What hopes, what expectations remained to her? What could still happen? Would the passing hours simply ‘wound’ her, one by one? (p. 74)
Barbéris excels in capturing the languid feel of a Sunday in the Parisian suburbs – the heaviness in the air; the dusky light as the afternoon slides into the evening; the appearance of raindrops on windows; the vivid colours of the trees with their autumn foliage.
Because the trees in the park were veterans planted long ago, they held up better. Their autumn foliage, with the shiny red, the buttercup yellow, the brilliant russet of certain varieties – exactly the same colour as the dried stems of the chrysanthemums people would leave in pots in cemeteries or decorate crossroads with – made patches of fantastic light when the shadows were settling in. (p. 60)

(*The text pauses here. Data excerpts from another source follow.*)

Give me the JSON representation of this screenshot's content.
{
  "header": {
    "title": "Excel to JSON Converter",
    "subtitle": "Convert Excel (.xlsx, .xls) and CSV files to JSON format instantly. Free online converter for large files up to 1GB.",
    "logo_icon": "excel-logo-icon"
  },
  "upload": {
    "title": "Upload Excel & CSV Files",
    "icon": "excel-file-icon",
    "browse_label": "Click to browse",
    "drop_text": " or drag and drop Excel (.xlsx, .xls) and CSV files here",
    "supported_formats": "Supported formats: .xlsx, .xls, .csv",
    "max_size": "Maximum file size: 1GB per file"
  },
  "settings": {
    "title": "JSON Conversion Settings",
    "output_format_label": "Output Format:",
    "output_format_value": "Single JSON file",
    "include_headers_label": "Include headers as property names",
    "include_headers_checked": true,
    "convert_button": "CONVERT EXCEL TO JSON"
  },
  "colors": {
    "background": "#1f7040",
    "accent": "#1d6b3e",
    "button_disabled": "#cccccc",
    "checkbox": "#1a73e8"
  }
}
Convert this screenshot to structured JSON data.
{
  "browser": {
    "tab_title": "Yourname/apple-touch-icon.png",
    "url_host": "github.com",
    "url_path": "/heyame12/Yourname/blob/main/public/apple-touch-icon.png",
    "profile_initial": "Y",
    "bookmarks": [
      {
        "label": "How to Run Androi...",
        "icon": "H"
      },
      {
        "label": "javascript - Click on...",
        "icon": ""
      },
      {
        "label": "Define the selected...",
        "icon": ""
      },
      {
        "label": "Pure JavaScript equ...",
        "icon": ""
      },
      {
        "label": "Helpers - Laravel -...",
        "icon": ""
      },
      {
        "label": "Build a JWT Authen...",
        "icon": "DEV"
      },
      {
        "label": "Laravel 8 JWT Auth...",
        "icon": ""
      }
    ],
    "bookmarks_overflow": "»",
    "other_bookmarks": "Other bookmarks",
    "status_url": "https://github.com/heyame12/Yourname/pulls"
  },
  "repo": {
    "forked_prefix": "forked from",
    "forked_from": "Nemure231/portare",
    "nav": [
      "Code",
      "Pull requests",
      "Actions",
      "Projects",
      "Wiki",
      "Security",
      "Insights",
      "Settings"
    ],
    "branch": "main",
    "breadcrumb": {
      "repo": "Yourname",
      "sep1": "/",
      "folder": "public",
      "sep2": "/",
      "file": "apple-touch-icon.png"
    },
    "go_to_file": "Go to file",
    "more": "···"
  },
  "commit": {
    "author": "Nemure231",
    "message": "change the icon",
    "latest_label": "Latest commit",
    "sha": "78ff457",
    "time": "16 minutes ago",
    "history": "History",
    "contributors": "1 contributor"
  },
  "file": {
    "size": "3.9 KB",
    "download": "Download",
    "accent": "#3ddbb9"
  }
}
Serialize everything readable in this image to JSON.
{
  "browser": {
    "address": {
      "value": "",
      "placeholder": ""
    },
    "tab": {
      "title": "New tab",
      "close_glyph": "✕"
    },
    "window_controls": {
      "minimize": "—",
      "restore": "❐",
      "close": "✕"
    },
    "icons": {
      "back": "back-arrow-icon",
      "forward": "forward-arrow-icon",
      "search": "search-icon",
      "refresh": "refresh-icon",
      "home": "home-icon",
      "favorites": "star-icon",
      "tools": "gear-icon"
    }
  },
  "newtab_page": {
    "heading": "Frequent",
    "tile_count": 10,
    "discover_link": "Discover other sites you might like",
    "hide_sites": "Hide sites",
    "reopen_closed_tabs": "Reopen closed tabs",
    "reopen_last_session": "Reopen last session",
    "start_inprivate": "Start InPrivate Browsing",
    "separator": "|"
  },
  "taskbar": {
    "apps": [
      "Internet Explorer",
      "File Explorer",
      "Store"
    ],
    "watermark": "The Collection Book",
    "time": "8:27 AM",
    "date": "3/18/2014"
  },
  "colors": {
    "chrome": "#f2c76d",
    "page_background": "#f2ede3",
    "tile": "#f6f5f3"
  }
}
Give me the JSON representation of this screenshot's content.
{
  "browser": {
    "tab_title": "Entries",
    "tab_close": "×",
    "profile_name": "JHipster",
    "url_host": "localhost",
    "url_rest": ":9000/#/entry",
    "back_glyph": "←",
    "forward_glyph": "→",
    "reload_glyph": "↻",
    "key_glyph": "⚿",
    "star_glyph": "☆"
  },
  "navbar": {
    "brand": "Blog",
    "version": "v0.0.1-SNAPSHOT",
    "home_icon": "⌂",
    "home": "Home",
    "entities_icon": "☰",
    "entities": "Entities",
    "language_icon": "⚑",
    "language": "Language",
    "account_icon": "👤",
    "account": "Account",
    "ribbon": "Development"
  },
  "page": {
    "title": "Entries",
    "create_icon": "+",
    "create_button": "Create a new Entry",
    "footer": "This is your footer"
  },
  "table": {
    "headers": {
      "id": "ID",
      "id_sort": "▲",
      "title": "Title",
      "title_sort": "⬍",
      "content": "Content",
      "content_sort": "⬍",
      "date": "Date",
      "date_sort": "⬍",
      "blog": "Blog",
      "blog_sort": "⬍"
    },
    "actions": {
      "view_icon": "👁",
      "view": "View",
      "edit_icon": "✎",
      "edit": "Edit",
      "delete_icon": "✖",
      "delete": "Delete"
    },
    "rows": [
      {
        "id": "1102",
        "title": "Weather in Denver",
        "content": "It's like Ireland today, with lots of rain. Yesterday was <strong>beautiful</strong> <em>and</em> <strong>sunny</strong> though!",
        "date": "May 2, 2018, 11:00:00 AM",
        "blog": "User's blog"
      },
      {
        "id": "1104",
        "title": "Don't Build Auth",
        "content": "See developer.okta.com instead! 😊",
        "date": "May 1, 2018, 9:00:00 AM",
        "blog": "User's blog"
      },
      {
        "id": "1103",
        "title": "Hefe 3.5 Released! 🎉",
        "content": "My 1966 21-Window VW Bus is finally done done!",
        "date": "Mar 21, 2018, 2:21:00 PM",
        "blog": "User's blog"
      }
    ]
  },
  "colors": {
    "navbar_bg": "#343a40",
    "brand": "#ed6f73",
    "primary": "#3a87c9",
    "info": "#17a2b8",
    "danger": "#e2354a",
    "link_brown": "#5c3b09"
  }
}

A Sunday in Ville-d’Avray is a haunting, dreamlike novella – intimate and hypnotic in style. There is a sense of time expanding and then contracting again as Claire Marie recounts her story, a tale that very much reflects her passive, indecisive personality. As the narrator returns home late on Sunday evening, we are almost left wondering whether the afternoon was a dream, with Claire Marie representing an alter-ego of sorts, another side to the narrator’s life. There is an otherworldly aspect to the Ville-d’Avray suburb, a dreamscape that gives the novella an enigmatic feel throughout. Either way, it’s an absorbing read, ideal for a lazy Sunday afternoon as the light begins to fade.
A Sunday in Ville-d’Avray is published by Daunt Books; my thanks to the publishers and Independent Alliance for a reading copy. (I read this book for Biblibio’s #WITMonth event, which is running throughout August.)